- Born: China
- Died: September 17, 2010 Miami, Florida, United States
- Education: Fu Jen Catholic University St. Louis University
- Scientific career
- Fields: Dermatology Cutaneous
- Workplaces: University of Miami

= Sung-lan Hsia =

American dermatologist

Sung-lan Hsia (夏松瀾, ? – 17 September 2010) was a professor of dermatology and cutaneous surgery for 43 years at the University of Miami.

==Biography==
Hsia was born in China. After graduating from Department of Chemistry of Fu Jen Catholic University in 1944, he was admitted to Chinese Ministry of Education for a scholarship for studying abroad two years later and went to St. Louis University to obtain a doctorate.

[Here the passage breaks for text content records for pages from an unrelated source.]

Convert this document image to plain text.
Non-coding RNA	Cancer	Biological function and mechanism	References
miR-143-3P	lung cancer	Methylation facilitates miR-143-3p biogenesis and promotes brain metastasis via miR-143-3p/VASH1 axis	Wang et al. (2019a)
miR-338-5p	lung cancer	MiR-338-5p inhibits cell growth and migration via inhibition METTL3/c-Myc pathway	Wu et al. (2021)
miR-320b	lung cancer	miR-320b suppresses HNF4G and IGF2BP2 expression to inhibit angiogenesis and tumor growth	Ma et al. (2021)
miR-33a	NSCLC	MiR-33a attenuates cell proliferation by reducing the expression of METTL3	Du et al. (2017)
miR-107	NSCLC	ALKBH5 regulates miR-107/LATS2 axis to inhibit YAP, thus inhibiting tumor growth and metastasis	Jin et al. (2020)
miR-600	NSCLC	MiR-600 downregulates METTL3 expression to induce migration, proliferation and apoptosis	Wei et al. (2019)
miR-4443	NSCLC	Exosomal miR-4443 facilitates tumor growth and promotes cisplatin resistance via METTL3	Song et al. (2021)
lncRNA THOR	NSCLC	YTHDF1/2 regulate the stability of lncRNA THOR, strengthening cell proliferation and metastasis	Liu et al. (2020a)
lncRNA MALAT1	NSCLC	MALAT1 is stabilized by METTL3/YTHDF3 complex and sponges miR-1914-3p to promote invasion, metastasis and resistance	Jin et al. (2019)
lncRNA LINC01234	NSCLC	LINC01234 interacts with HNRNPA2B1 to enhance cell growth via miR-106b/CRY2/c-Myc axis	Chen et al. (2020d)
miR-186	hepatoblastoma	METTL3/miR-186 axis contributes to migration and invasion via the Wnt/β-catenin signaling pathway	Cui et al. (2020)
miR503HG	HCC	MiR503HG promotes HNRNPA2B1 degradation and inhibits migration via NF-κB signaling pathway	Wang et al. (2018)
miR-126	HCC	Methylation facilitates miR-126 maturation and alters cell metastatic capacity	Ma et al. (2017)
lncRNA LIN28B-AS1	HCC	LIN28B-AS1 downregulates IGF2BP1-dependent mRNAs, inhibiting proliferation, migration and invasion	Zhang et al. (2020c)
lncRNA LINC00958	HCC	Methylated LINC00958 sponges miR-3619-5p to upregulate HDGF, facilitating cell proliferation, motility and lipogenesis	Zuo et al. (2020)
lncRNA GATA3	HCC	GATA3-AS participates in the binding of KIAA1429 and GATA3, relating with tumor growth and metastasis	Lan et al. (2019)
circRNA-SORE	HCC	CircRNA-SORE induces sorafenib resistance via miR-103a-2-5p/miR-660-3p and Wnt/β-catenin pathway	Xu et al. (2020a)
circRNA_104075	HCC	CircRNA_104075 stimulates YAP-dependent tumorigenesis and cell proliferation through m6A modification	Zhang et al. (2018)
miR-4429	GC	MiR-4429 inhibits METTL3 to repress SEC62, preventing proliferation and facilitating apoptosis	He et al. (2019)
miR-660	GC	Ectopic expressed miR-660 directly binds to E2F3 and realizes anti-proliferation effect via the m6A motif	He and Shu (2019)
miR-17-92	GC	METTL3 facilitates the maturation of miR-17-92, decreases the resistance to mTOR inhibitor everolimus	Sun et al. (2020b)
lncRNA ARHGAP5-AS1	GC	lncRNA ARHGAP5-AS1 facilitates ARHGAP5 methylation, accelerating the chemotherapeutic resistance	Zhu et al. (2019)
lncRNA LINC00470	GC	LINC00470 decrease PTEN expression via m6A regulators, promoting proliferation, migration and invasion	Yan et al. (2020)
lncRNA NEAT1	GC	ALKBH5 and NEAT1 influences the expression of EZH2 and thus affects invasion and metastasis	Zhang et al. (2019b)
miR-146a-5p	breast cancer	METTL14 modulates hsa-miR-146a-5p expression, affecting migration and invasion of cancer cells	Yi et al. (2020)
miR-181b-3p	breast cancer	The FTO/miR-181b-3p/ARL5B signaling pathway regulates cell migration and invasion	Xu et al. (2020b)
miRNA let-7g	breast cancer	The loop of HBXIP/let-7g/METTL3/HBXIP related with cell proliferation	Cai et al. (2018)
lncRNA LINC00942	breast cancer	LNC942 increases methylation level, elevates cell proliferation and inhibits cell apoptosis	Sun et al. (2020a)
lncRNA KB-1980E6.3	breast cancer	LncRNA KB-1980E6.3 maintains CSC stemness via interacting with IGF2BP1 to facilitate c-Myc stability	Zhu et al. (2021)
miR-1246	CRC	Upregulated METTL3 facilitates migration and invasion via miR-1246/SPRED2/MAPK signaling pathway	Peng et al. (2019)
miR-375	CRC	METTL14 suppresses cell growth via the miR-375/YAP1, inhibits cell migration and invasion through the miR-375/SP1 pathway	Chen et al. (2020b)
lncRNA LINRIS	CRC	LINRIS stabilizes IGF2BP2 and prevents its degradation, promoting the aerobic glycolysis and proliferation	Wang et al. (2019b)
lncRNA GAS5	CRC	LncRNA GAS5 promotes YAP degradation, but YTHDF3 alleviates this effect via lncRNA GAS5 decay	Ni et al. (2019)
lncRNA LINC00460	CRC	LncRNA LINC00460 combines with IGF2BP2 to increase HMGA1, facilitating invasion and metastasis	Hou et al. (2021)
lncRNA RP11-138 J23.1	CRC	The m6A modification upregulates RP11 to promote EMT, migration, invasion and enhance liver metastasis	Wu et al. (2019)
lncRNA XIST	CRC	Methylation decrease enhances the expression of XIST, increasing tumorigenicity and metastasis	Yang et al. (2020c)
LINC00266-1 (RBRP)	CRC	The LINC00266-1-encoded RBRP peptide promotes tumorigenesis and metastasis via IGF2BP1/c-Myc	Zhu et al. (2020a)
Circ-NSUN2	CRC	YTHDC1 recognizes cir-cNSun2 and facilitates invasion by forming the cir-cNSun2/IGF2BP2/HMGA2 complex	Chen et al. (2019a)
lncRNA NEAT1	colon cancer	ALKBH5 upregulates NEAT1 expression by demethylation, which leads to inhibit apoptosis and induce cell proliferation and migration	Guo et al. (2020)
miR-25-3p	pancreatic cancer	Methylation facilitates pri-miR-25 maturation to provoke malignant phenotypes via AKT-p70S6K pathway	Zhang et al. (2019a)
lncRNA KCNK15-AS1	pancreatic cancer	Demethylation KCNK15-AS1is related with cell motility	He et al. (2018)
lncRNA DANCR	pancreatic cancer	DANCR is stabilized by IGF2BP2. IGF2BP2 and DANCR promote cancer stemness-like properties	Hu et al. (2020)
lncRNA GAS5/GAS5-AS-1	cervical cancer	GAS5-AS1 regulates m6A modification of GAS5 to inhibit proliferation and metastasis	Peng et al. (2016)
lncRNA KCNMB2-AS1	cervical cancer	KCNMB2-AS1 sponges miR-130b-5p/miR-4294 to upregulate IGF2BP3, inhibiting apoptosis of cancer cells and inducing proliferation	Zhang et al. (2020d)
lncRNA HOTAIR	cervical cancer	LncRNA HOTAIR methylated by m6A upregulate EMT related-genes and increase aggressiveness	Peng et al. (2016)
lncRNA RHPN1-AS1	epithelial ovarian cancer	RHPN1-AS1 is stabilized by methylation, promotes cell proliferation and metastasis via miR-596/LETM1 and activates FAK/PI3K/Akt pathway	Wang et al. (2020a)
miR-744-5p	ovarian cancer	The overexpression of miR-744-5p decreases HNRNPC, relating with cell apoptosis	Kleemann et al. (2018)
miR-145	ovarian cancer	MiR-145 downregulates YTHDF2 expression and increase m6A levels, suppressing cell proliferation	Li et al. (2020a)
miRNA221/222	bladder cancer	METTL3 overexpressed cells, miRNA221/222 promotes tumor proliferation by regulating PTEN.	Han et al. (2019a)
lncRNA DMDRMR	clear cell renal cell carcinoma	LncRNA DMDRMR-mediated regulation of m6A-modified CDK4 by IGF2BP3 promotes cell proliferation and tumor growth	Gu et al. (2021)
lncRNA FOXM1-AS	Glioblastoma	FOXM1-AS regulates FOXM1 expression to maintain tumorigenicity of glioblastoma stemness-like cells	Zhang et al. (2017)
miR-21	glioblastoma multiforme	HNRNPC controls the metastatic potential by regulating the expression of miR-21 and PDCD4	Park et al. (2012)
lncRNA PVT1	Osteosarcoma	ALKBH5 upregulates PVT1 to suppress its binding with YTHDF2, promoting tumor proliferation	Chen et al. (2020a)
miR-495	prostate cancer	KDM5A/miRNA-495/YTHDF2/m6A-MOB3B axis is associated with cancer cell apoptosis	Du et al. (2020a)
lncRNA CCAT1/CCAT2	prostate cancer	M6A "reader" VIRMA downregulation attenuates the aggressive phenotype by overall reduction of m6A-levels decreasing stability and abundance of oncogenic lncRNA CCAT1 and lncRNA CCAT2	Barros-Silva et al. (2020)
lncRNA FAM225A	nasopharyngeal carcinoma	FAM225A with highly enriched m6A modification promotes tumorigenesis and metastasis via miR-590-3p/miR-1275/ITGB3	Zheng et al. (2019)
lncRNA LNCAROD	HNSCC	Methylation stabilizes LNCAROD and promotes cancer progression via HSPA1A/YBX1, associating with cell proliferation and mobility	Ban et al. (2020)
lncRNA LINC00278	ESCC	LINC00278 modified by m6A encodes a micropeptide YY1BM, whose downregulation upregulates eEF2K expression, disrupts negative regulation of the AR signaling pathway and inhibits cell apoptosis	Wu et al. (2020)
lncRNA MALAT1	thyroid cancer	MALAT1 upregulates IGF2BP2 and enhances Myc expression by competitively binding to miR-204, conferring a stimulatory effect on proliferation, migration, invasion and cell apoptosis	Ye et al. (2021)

Hsia laid an important foundation for the skin treatment drug development industry. He is an expert in high-density lipoprotein cholesterol research and discovered the important role of coenzyme Q10 (CoQ10) in cancer suppression. In more than 40 years of academic career, Hsia has published nearly 100 papers, 12 books and many patents, and has supervised dozens of PhD degrees. Based on these works, he received funding from the National Institutes of Health and the Wallace Research Foundation.

He was the most active Catholic in the Miami area and is also committed to participating in the Catholic Church of Chinese immigrants.